I was almost overcome by emotion myself, knowing that it was increasingly unlikely that we would find them alive but in a strange way, her hug and support gave me the strength to face the family later with the sad news that the rescue effort was over.
This tragedy has changed the lives of the climbers' families forever. Their time on the mountain hoping to see their son, or their daughter, or their brother, or their sister or their cousin climb out of a helicopter will always be a vivid memory for them.
Like their families, the members of the Clackamas County Sheriff's Office and everyone else who fought to save Luke, Katie and Anthony, will always remember them. By the time I stepped up to the microphones to announce that the rescue phase of the search had ended, I felt like part of their family, and so did everyone else. That takes a personal toll on all of us. Over the course of a career, these experiences have lasting emotional impacts.

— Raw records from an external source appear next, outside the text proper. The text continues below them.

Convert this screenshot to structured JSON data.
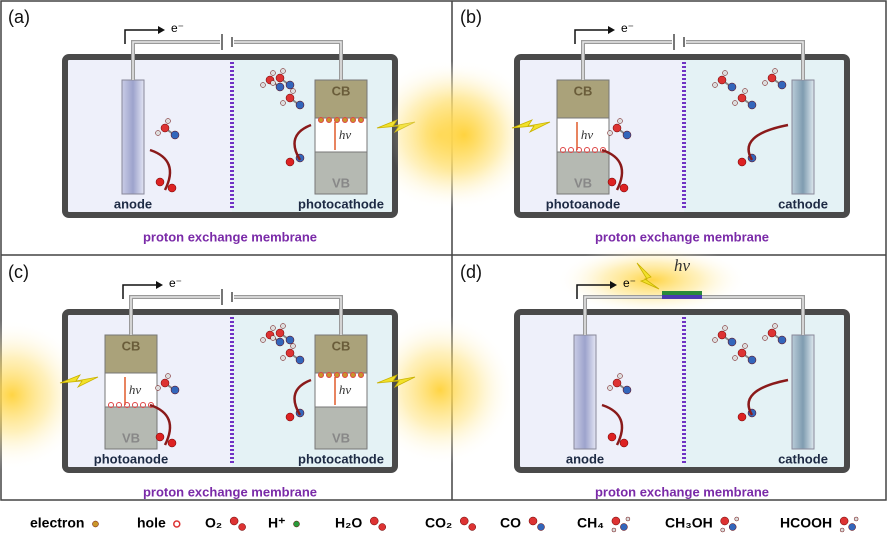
{
  "panels": [
    {
      "label": "(a)",
      "electron": "e⁻",
      "membrane": "proton exchange membrane",
      "left": {
        "name": "anode"
      },
      "right": {
        "name": "photocathode",
        "cb": "CB",
        "vb": "VB",
        "photon": "hν"
      }
    },
    {
      "label": "(b)",
      "electron": "e⁻",
      "membrane": "proton exchange membrane",
      "left": {
        "name": "photoanode",
        "cb": "CB",
        "vb": "VB",
        "photon": "hν"
      },
      "right": {
        "name": "cathode"
      }
    },
    {
      "label": "(c)",
      "electron": "e⁻",
      "membrane": "proton exchange membrane",
      "left": {
        "name": "photoanode",
        "cb": "CB",
        "vb": "VB",
        "photon": "hν"
      },
      "right": {
        "name": "photocathode",
        "cb": "CB",
        "vb": "VB",
        "photon": "hν"
      }
    },
    {
      "label": "(d)",
      "electron": "e⁻",
      "membrane": "proton exchange membrane",
      "pv_photon": "hν",
      "left": {
        "name": "anode"
      },
      "right": {
        "name": "cathode"
      }
    }
  ],
  "legend": [
    "electron",
    "hole",
    "O₂",
    "H⁺",
    "H₂O",
    "CO₂",
    "CO",
    "CH₄",
    "CH₃OH",
    "HCOOH"
  ]
}
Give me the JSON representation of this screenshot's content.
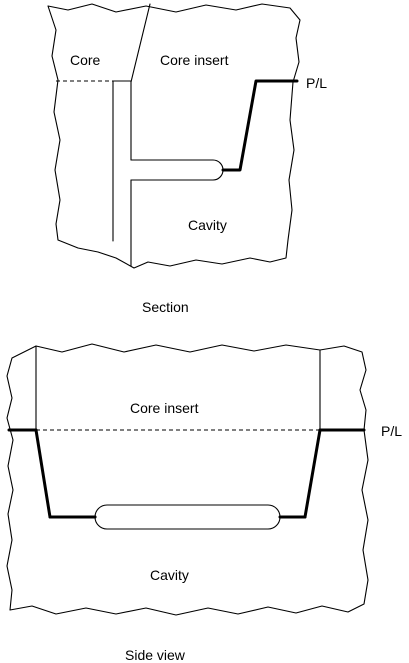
{
  "section_view": {
    "labels": {
      "core": "Core",
      "core_insert": "Core insert",
      "parting_line": "P/L",
      "cavity": "Cavity"
    },
    "caption": "Section"
  },
  "side_view": {
    "labels": {
      "core_insert": "Core insert",
      "parting_line": "P/L",
      "cavity": "Cavity"
    },
    "caption": "Side view"
  },
  "colors": {
    "line": "#000000",
    "background": "#ffffff"
  }
}
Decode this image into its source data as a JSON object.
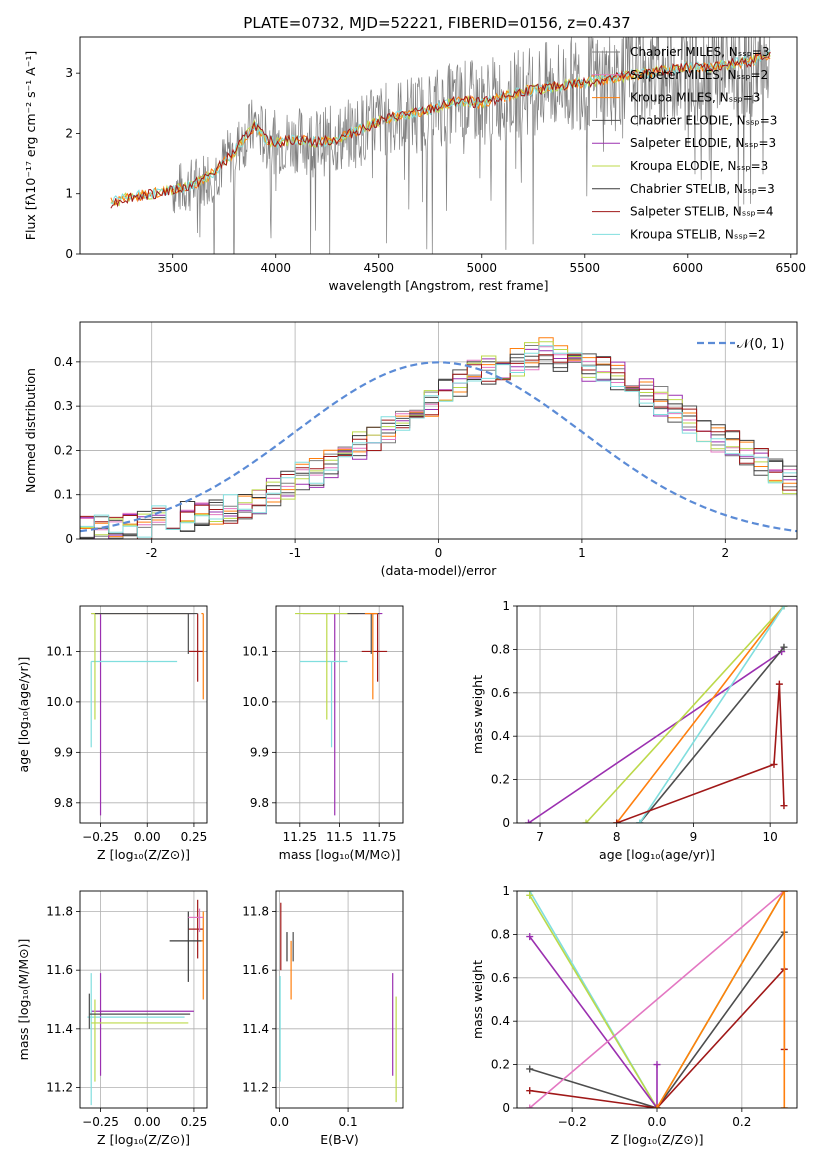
{
  "figure": {
    "title": "PLATE=0732, MJD=52221, FIBERID=0156, z=0.437"
  },
  "colors": {
    "chabrier_miles": "#7f7f7f",
    "salpeter_miles": "#e377c2",
    "kroupa_miles": "#ff7f0e",
    "chabrier_elodie": "#4d4d4d",
    "salpeter_elodie": "#9b30b0",
    "kroupa_elodie": "#bcd94a",
    "chabrier_stelib": "#3a3a3a",
    "salpeter_stelib": "#a01818",
    "kroupa_stelib": "#80dede",
    "normal": "#5b8bd6",
    "grid": "#b0b0b0"
  },
  "chart_data": [
    {
      "id": "spectrum",
      "type": "line",
      "xlabel": "wavelength [Angstrom, rest frame]",
      "ylabel": "Flux [fλ10⁻¹⁷ erg cm⁻² s⁻¹ A⁻¹]",
      "xlim": [
        3050,
        6530
      ],
      "ylim": [
        0,
        3.6
      ],
      "xticks": [
        3500,
        4000,
        4500,
        5000,
        5500,
        6000,
        6500
      ],
      "yticks": [
        0,
        1,
        2,
        3
      ],
      "legend": [
        "Chabrier MILES, Nₛₛₚ=3",
        "Salpeter MILES, Nₛₛₚ=2",
        "Kroupa MILES, Nₛₛₚ=3",
        "Chabrier ELODIE, Nₛₛₚ=3",
        "Salpeter ELODIE, Nₛₛₚ=3",
        "Kroupa ELODIE, Nₛₛₚ=3",
        "Chabrier STELIB, Nₛₛₚ=3",
        "Salpeter STELIB, Nₛₛₚ=4",
        "Kroupa STELIB, Nₛₛₚ=2"
      ],
      "legend_placement": "upper-right",
      "continuum": [
        [
          3200,
          0.85
        ],
        [
          3300,
          0.95
        ],
        [
          3400,
          1.0
        ],
        [
          3500,
          1.05
        ],
        [
          3600,
          1.15
        ],
        [
          3700,
          1.35
        ],
        [
          3800,
          1.7
        ],
        [
          3900,
          2.15
        ],
        [
          3950,
          1.9
        ],
        [
          4000,
          1.85
        ],
        [
          4100,
          1.9
        ],
        [
          4200,
          1.85
        ],
        [
          4300,
          1.9
        ],
        [
          4400,
          2.05
        ],
        [
          4500,
          2.2
        ],
        [
          4600,
          2.3
        ],
        [
          4700,
          2.35
        ],
        [
          4800,
          2.45
        ],
        [
          4900,
          2.55
        ],
        [
          5000,
          2.5
        ],
        [
          5100,
          2.6
        ],
        [
          5200,
          2.7
        ],
        [
          5300,
          2.75
        ],
        [
          5400,
          2.8
        ],
        [
          5500,
          2.85
        ],
        [
          5600,
          2.9
        ],
        [
          5700,
          2.95
        ],
        [
          5800,
          3.0
        ],
        [
          5900,
          3.05
        ],
        [
          6000,
          3.1
        ],
        [
          6100,
          3.1
        ],
        [
          6200,
          3.15
        ],
        [
          6300,
          3.2
        ],
        [
          6400,
          3.3
        ]
      ]
    },
    {
      "id": "residuals",
      "type": "step",
      "xlabel": "(data-model)/error",
      "ylabel": "Normed distribution",
      "xlim": [
        -2.5,
        2.5
      ],
      "ylim": [
        0,
        0.49
      ],
      "xticks": [
        -2,
        -1,
        0,
        1,
        2
      ],
      "yticks": [
        0.0,
        0.1,
        0.2,
        0.3,
        0.4
      ],
      "legend": [
        "𝒩(0, 1)"
      ],
      "legend_placement": "upper-right",
      "bin_width": 0.1,
      "base_hist": [
        0.02,
        0.02,
        0.03,
        0.03,
        0.03,
        0.04,
        0.04,
        0.05,
        0.05,
        0.06,
        0.07,
        0.08,
        0.09,
        0.11,
        0.12,
        0.14,
        0.15,
        0.17,
        0.19,
        0.21,
        0.23,
        0.25,
        0.27,
        0.29,
        0.31,
        0.33,
        0.35,
        0.37,
        0.38,
        0.39,
        0.4,
        0.41,
        0.42,
        0.41,
        0.4,
        0.39,
        0.38,
        0.37,
        0.35,
        0.33,
        0.31,
        0.29,
        0.27,
        0.25,
        0.23,
        0.21,
        0.19,
        0.17,
        0.15,
        0.13,
        0.12,
        0.1,
        0.09,
        0.08,
        0.07,
        0.06,
        0.05,
        0.05,
        0.04,
        0.04,
        0.03,
        0.03,
        0.03,
        0.02,
        0.02,
        0.02,
        0.02,
        0.02,
        0.02,
        0.02,
        0.02,
        0.02,
        0.02,
        0.02,
        0.02,
        0.02,
        0.02,
        0.02,
        0.02,
        0.02,
        0.02,
        0.02,
        0.02,
        0.02,
        0.02,
        0.02,
        0.02,
        0.02,
        0.02,
        0.02,
        0.02,
        0.02,
        0.02,
        0.02,
        0.02,
        0.02,
        0.02,
        0.02,
        0.02,
        0.02
      ]
    },
    {
      "id": "z_age",
      "type": "errorbar",
      "xlabel": "Z [log₁₀(Z/Z⊙)]",
      "ylabel": "age  [log₁₀(age/yr)]",
      "xlim": [
        -0.36,
        0.32
      ],
      "ylim": [
        9.76,
        10.19
      ],
      "xticks": [
        -0.25,
        0.0,
        0.25
      ],
      "xticklabels": [
        "−0.25",
        "0.00",
        "0.25"
      ],
      "yticks": [
        9.8,
        9.9,
        10.0,
        10.1
      ],
      "yticklabels": [
        "9.8",
        "9.9",
        "10.0",
        "10.1"
      ],
      "points": [
        {
          "series": "salpeter_elodie",
          "x": -0.25,
          "y": 10.175,
          "xerr": [
            0.05,
            0.5
          ],
          "yerr": [
            0.4,
            0
          ]
        },
        {
          "series": "kroupa_stelib",
          "x": -0.3,
          "y": 10.08,
          "xerr": [
            0,
            0.46
          ],
          "yerr": [
            0.17,
            0
          ]
        },
        {
          "series": "kroupa_elodie",
          "x": -0.28,
          "y": 10.175,
          "xerr": [
            0.02,
            0.5
          ],
          "yerr": [
            0.21,
            0
          ]
        },
        {
          "series": "salpeter_stelib",
          "x": 0.27,
          "y": 10.1,
          "xerr": [
            0.05,
            0.03
          ],
          "yerr": [
            0.06,
            0.075
          ]
        },
        {
          "series": "chabrier_elodie",
          "x": 0.22,
          "y": 10.175,
          "xerr": [
            0.5,
            0.05
          ],
          "yerr": [
            0.08,
            0
          ]
        },
        {
          "series": "kroupa_miles",
          "x": 0.3,
          "y": 10.175,
          "xerr": [
            0.01,
            0
          ],
          "yerr": [
            0.17,
            0
          ]
        }
      ]
    },
    {
      "id": "mass_age",
      "type": "errorbar",
      "xlabel": "mass [log₁₀(M/M⊙)]",
      "ylabel": "",
      "xlim": [
        11.1,
        11.9
      ],
      "ylim": [
        9.76,
        10.19
      ],
      "xticks": [
        11.25,
        11.5,
        11.75
      ],
      "yticks": [
        9.8,
        9.9,
        10.0,
        10.1
      ],
      "yticklabels": [
        "9.8",
        "9.9",
        "10.0",
        "10.1"
      ],
      "points": [
        {
          "series": "salpeter_elodie",
          "x": 11.47,
          "y": 10.175,
          "xerr": [
            0.2,
            0.3
          ],
          "yerr": [
            0.4,
            0
          ]
        },
        {
          "series": "kroupa_stelib",
          "x": 11.45,
          "y": 10.08,
          "xerr": [
            0.2,
            0.1
          ],
          "yerr": [
            0.17,
            0
          ]
        },
        {
          "series": "kroupa_elodie",
          "x": 11.42,
          "y": 10.175,
          "xerr": [
            0.2,
            0.2
          ],
          "yerr": [
            0.21,
            0
          ]
        },
        {
          "series": "salpeter_stelib",
          "x": 11.74,
          "y": 10.1,
          "xerr": [
            0.1,
            0.06
          ],
          "yerr": [
            0.06,
            0.075
          ]
        },
        {
          "series": "chabrier_elodie",
          "x": 11.7,
          "y": 10.175,
          "xerr": [
            0.15,
            0.05
          ],
          "yerr": [
            0.08,
            0
          ]
        },
        {
          "series": "kroupa_miles",
          "x": 11.71,
          "y": 10.175,
          "xerr": [
            0.05,
            0.03
          ],
          "yerr": [
            0.17,
            0
          ]
        }
      ]
    },
    {
      "id": "age_weight",
      "type": "line",
      "xlabel": "age  [log₁₀(age/yr)]",
      "ylabel": "mass weight",
      "xlim": [
        6.7,
        10.35
      ],
      "ylim": [
        0,
        1.0
      ],
      "xticks": [
        7,
        8,
        9,
        10
      ],
      "yticks": [
        0.0,
        0.2,
        0.4,
        0.6,
        0.8,
        1.0
      ],
      "series": [
        {
          "key": "salpeter_elodie",
          "points": [
            [
              6.85,
              0.0
            ],
            [
              10.15,
              0.79
            ]
          ]
        },
        {
          "key": "kroupa_elodie",
          "points": [
            [
              7.6,
              0.0
            ],
            [
              10.18,
              1.0
            ]
          ]
        },
        {
          "key": "kroupa_miles",
          "points": [
            [
              8.0,
              0.0
            ],
            [
              10.18,
              1.0
            ]
          ]
        },
        {
          "key": "chabrier_elodie",
          "points": [
            [
              8.3,
              0.0
            ],
            [
              10.18,
              0.81
            ]
          ]
        },
        {
          "key": "kroupa_stelib",
          "points": [
            [
              8.3,
              0.0
            ],
            [
              10.18,
              1.0
            ]
          ]
        },
        {
          "key": "salpeter_stelib",
          "points": [
            [
              8.0,
              0.0
            ],
            [
              10.05,
              0.27
            ],
            [
              10.12,
              0.64
            ],
            [
              10.18,
              0.08
            ]
          ]
        }
      ]
    },
    {
      "id": "z_mass",
      "type": "errorbar",
      "xlabel": "Z [log₁₀(Z/Z⊙)]",
      "ylabel": "mass [log₁₀(M/M⊙)]",
      "xlim": [
        -0.36,
        0.32
      ],
      "ylim": [
        11.13,
        11.87
      ],
      "xticks": [
        -0.25,
        0.0,
        0.25
      ],
      "xticklabels": [
        "−0.25",
        "0.00",
        "0.25"
      ],
      "yticks": [
        11.2,
        11.4,
        11.6,
        11.8
      ],
      "yticklabels": [
        "11.2",
        "11.4",
        "11.6",
        "11.8"
      ],
      "points": [
        {
          "series": "salpeter_elodie",
          "x": -0.25,
          "y": 11.46,
          "xerr": [
            0.05,
            0.5
          ],
          "yerr": [
            0.22,
            0.13
          ]
        },
        {
          "series": "kroupa_stelib",
          "x": -0.3,
          "y": 11.44,
          "xerr": [
            0.02,
            0.5
          ],
          "yerr": [
            0.3,
            0.15
          ]
        },
        {
          "series": "kroupa_elodie",
          "x": -0.28,
          "y": 11.42,
          "xerr": [
            0.02,
            0.5
          ],
          "yerr": [
            0.2,
            0.08
          ]
        },
        {
          "series": "chabrier_elodie",
          "x": -0.31,
          "y": 11.45,
          "xerr": [
            0,
            0.54
          ],
          "yerr": [
            0.05,
            0.07
          ]
        },
        {
          "series": "salpeter_stelib",
          "x": 0.27,
          "y": 11.74,
          "xerr": [
            0.05,
            0.03
          ],
          "yerr": [
            0.1,
            0.1
          ]
        },
        {
          "series": "chabrier_stelib",
          "x": 0.22,
          "y": 11.7,
          "xerr": [
            0.1,
            0.08
          ],
          "yerr": [
            0.14,
            0.1
          ]
        },
        {
          "series": "kroupa_miles",
          "x": 0.3,
          "y": 11.7,
          "xerr": [
            0.01,
            0
          ],
          "yerr": [
            0.2,
            0.1
          ]
        },
        {
          "series": "salpeter_miles",
          "x": 0.28,
          "y": 11.78,
          "xerr": [
            0.06,
            0.02
          ],
          "yerr": [
            0.05,
            0.03
          ]
        }
      ]
    },
    {
      "id": "ebv_mass",
      "type": "errorbar",
      "xlabel": "E(B-V)",
      "ylabel": "",
      "xlim": [
        -0.005,
        0.18
      ],
      "ylim": [
        11.13,
        11.87
      ],
      "xticks": [
        0.0,
        0.1
      ],
      "xticklabels": [
        "0.0",
        "0.1"
      ],
      "yticks": [
        11.2,
        11.4,
        11.6,
        11.8
      ],
      "yticklabels": [
        "11.2",
        "11.4",
        "11.6",
        "11.8"
      ],
      "points": [
        {
          "series": "salpeter_stelib",
          "x": 0.002,
          "y": 11.7,
          "xerr": [
            0,
            0
          ],
          "yerr": [
            0.1,
            0.13
          ]
        },
        {
          "series": "kroupa_stelib",
          "x": 0.001,
          "y": 11.4,
          "xerr": [
            0,
            0
          ],
          "yerr": [
            0.18,
            0.18
          ]
        },
        {
          "series": "chabrier_stelib",
          "x": 0.011,
          "y": 11.68,
          "xerr": [
            0,
            0
          ],
          "yerr": [
            0.05,
            0.05
          ]
        },
        {
          "series": "kroupa_miles",
          "x": 0.017,
          "y": 11.6,
          "xerr": [
            0,
            0
          ],
          "yerr": [
            0.1,
            0.1
          ]
        },
        {
          "series": "chabrier_elodie",
          "x": 0.02,
          "y": 11.67,
          "xerr": [
            0,
            0
          ],
          "yerr": [
            0.04,
            0.06
          ]
        },
        {
          "series": "salpeter_elodie",
          "x": 0.165,
          "y": 11.42,
          "xerr": [
            0,
            0
          ],
          "yerr": [
            0.18,
            0.17
          ]
        },
        {
          "series": "kroupa_elodie",
          "x": 0.17,
          "y": 11.35,
          "xerr": [
            0,
            0
          ],
          "yerr": [
            0.2,
            0.16
          ]
        }
      ]
    },
    {
      "id": "z_weight",
      "type": "line",
      "xlabel": "Z [log₁₀(Z/Z⊙)]",
      "ylabel": "mass weight",
      "xlim": [
        -0.33,
        0.33
      ],
      "ylim": [
        0,
        1.0
      ],
      "xticks": [
        -0.2,
        0.0,
        0.2
      ],
      "xticklabels": [
        "−0.2",
        "0.0",
        "0.2"
      ],
      "yticks": [
        0.0,
        0.2,
        0.4,
        0.6,
        0.8,
        1.0
      ],
      "series": [
        {
          "key": "kroupa_stelib",
          "points": [
            [
              -0.3,
              1.0
            ],
            [
              0.0,
              0.0
            ],
            [
              0.3,
              1.0
            ]
          ]
        },
        {
          "key": "kroupa_elodie",
          "points": [
            [
              -0.3,
              0.98
            ],
            [
              0.0,
              0.0
            ],
            [
              0.3,
              1.0
            ]
          ]
        },
        {
          "key": "salpeter_elodie",
          "points": [
            [
              -0.3,
              0.79
            ],
            [
              0.0,
              0.0
            ],
            [
              0.0,
              0.2
            ]
          ]
        },
        {
          "key": "chabrier_elodie",
          "points": [
            [
              -0.3,
              0.18
            ],
            [
              0.0,
              0.0
            ],
            [
              0.3,
              0.81
            ]
          ]
        },
        {
          "key": "salpeter_stelib",
          "points": [
            [
              -0.3,
              0.08
            ],
            [
              0.0,
              0.0
            ],
            [
              0.3,
              0.64
            ],
            [
              0.3,
              0.27
            ]
          ]
        },
        {
          "key": "salpeter_miles",
          "points": [
            [
              -0.3,
              0.0
            ],
            [
              0.3,
              1.0
            ]
          ]
        },
        {
          "key": "kroupa_miles",
          "points": [
            [
              0.0,
              0.0
            ],
            [
              0.3,
              1.0
            ],
            [
              0.3,
              0.0
            ]
          ]
        }
      ]
    }
  ]
}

Knowing this, we take care of ourselves and we take care of each other. We have to, because there are more people out there who need our help, and more families waiting anxiously for news about a missing loved one.
Each year, the Clackamas County Sheriff's Office conducts an average of 120 search and rescue missions that means we launch one every two or three days. Most will never get the kind of attention that this one received from the public and the media, but they are all just as important to me.
If your mother has Alzheimer's disease and she wanders away from home, or your brother gets lost while he's out hunting, or your child is missing, you will want me to deploy every resource available to find them and I will. It doesn't matter whether or not anybody ever sees it on television or reads about it in the newspapers, we do it because we care.